En este simpático país que estamos pisando tú y yo, a.k.a. España, el perdón es un bien escaso. No lo digo yo. Tampoco (salvo honrosas excepciones) los medios. Lo dice la ROSEP (Red de Organizaciones Sociales del Entorno Penitenciario): la tasa de encarcelación del Estado está un 32% por encima de la media europea. La media de las penas es más del doble de la europea (18 meses frente a 7,1). Reforma tras reforma, el Código Penal español se ha ido convirtiendo en uno de los más duros de la UE. No es extraño, por tanto, que el perdón deba administrarse con un selectivo cuentagotas. Se habla estos días del indulto que le ha concedido el Gobierno al promotor inmobiliario José Manuel Magdaleno, condenado por vender casas sin la menor intención de construirlas a continuación. Y se habla (mucho) del caso Yak-42, esa catástrofe que se saldó penalmente con tres condenados (de los cuales uno murió tras el juicio y los otros dos recibieron su indulto en 2012) y un responsable. ¿Y a qué responsable me refiero? Pues a aquél de la fuente, que nadie lo toque, que lo dejen tranquilo y no lo provoquen. Ese Trillo bonito, claro.

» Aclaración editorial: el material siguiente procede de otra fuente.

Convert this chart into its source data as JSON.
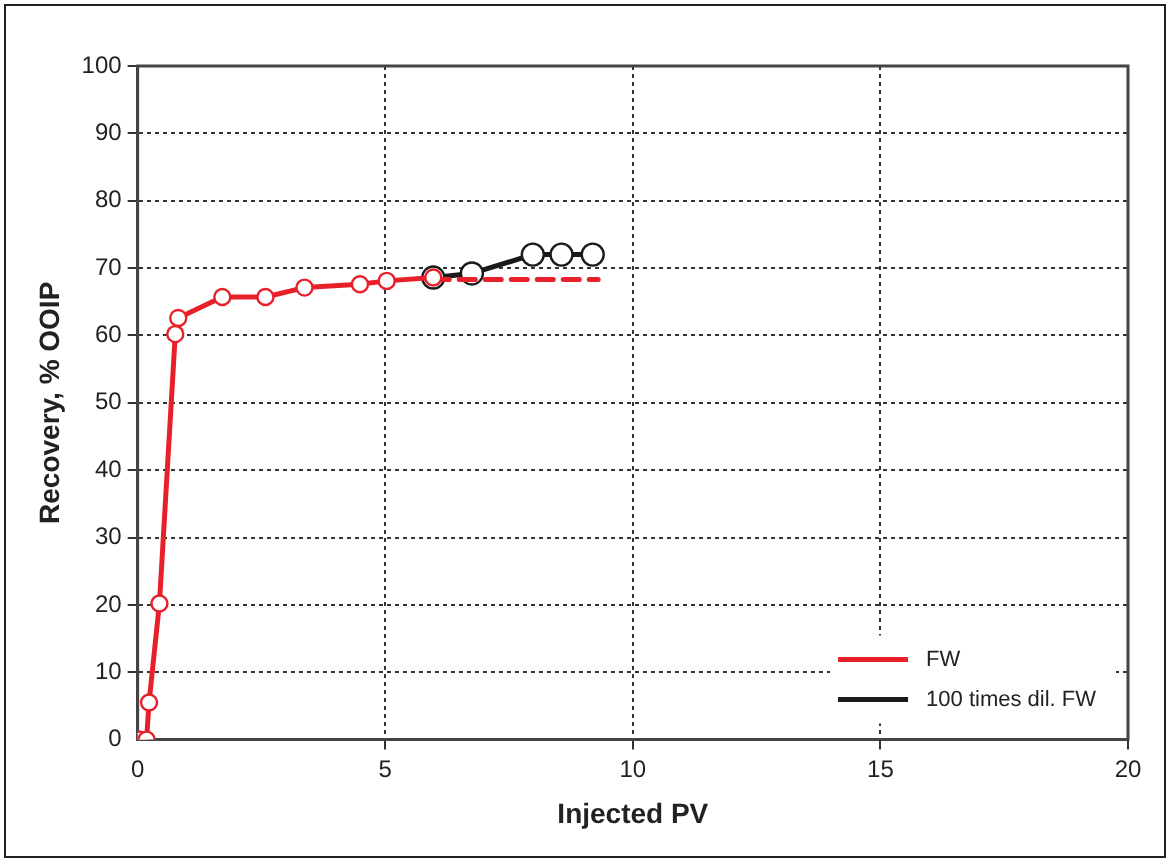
{
  "chart_data": {
    "type": "line",
    "xlabel": "Injected PV",
    "ylabel": "Recovery, % OOIP",
    "xlim": [
      0,
      20
    ],
    "xticks": [
      0,
      5,
      10,
      15,
      20
    ],
    "ylim": [
      0,
      100
    ],
    "yticks": [
      0,
      10,
      20,
      30,
      40,
      50,
      60,
      70,
      80,
      90,
      100
    ],
    "grid": true,
    "legend": "bottom right",
    "marker": "circle",
    "series": [
      {
        "name": "FW",
        "color": "#e8202a",
        "x": [
          0.05,
          0.18,
          0.23,
          0.44,
          0.76,
          0.82,
          1.71,
          2.58,
          3.37,
          4.49,
          5.03,
          5.97
        ],
        "values": [
          0,
          0,
          5.5,
          20.2,
          60.2,
          62.6,
          65.7,
          65.7,
          67.1,
          67.6,
          68.1,
          68.6
        ]
      },
      {
        "color": "#e8202a",
        "line_style": "dashed",
        "marker": "none",
        "x": [
          5.97,
          9.3
        ],
        "values": [
          68.3,
          68.3
        ]
      },
      {
        "name": "100 times dil. FW",
        "color": "#1a1a1a",
        "x": [
          5.97,
          6.75,
          7.98,
          8.56,
          9.19
        ],
        "values": [
          68.6,
          69.2,
          72.0,
          72.0,
          72.0
        ]
      }
    ]
  }
}
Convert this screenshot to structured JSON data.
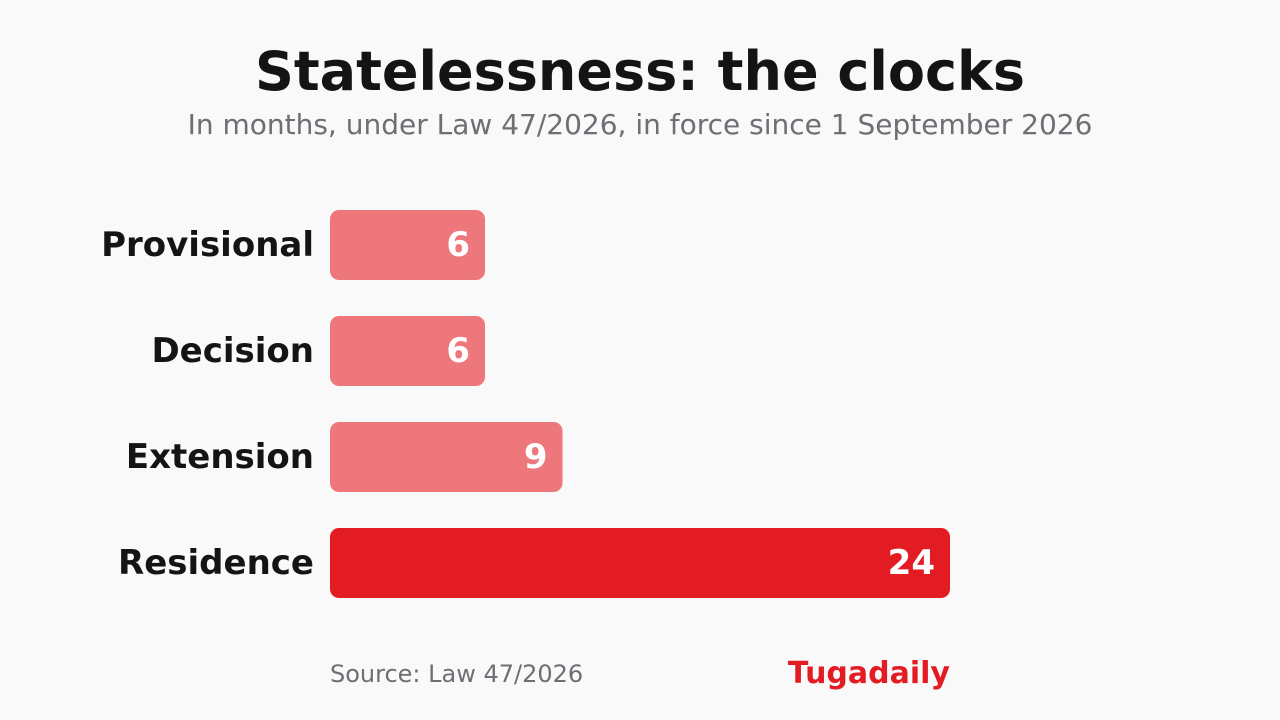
{
  "title": "Statelessness: the clocks",
  "subtitle": "In months, under Law 47/2026, in force since 1 September 2026",
  "source": "Source: Law 47/2026",
  "brand": "Tugadaily",
  "colors": {
    "muted_bar": "#ee777b",
    "highlight_bar": "#e31b23",
    "label_dark": "#141414",
    "label_light": "#ffffff",
    "background": "#f9f9f9"
  },
  "chart_data": {
    "type": "bar",
    "orientation": "horizontal",
    "categories": [
      "Provisional",
      "Decision",
      "Extension",
      "Residence"
    ],
    "values": [
      6,
      6,
      9,
      24
    ],
    "highlight": [
      "Residence"
    ],
    "title": "Statelessness: the clocks",
    "subtitle": "In months, under Law 47/2026, in force since 1 September 2026",
    "xlim": [
      0,
      24
    ],
    "grid": false,
    "legend": "none"
  }
}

Dado que el perdón es un premio, nada hay más imperdonable en la larga lista de cosas imperdonables (salvo tal vez las cabalgatas de Manuela Carmena) que renunciar a uno. Pregúntenle si no a los Bajo Ulloa por las (perdón) hondonadas de hostias que les están cayendo por tratar de vender su Goya en un cash converters; la prensa conservadora los ha arrojado a la misma celda sin llave que a Fernando Trueba. ¿Hay premio? Pues tú lo coges, porque esto es Spain. Hace unos días nos dejó John Berger, al que pocos lectores de prensa hispánica recordarán por encabezar hace unos años un grupo de intelectuales europeos que le rogaba a Antonio Muñoz Molina renunciar al Premio Jerusalem de 2013, una solicitud que quedó cómo no desoída, probablemente por la dificultad de traducirla al castellano. Y es que, en el mundo hispanoparlante, alguien como Jorge Luis Borges tiene más hooligans que no le perdonan a la Academia Sueca haberlo castigado sin Nobel por recoger un premio del Gobierno pinochetista que lectores.

No falla. Tú coges un titular de la crónica política estatal y detrás de lo que no acabas de entender hay un premio. En ocasiones veo premios. Estos días han pasado por la palestra Esperanza Aguirre, incomunicada en casa por no tener coches con matrícula impar para circular por un Madrid en alarma de humos (ni dinero para el transporte público, supongo), y Florentino Pérez, cuyos rescates, o indultos, o premios se han cuantificado recientemente en 2.646 millones de euros de inyecciones directas de la Tesorería del Estado, entre aventuras energéticas, infraestructuras, desaladoras, sobrecostes y otros agujeros que tapar con dinero público. Pues ahí podemos encontrar a ambos personajes unos años antes, en 2011, recibiendo uno de manos de la otra el mayor galardón (ella nunca utiliza esa palabra, porque le da mala vibra) de la Comunidad de Madrid: la Orden del Dos de Mayo. En reconocimiento a esas radiales tan chanantes, claro que sí, guapi. Es curioso: solo trece días más tarde la sociedad española se sentó en las plazas precisamente para plantar cara a esa carísima partida de cartas marcadas.

Seis años después, los mismos personajes siguen ganando todos los trofeos. Enhorabuena a los premiados, porque de ellos será el reino, así a secas.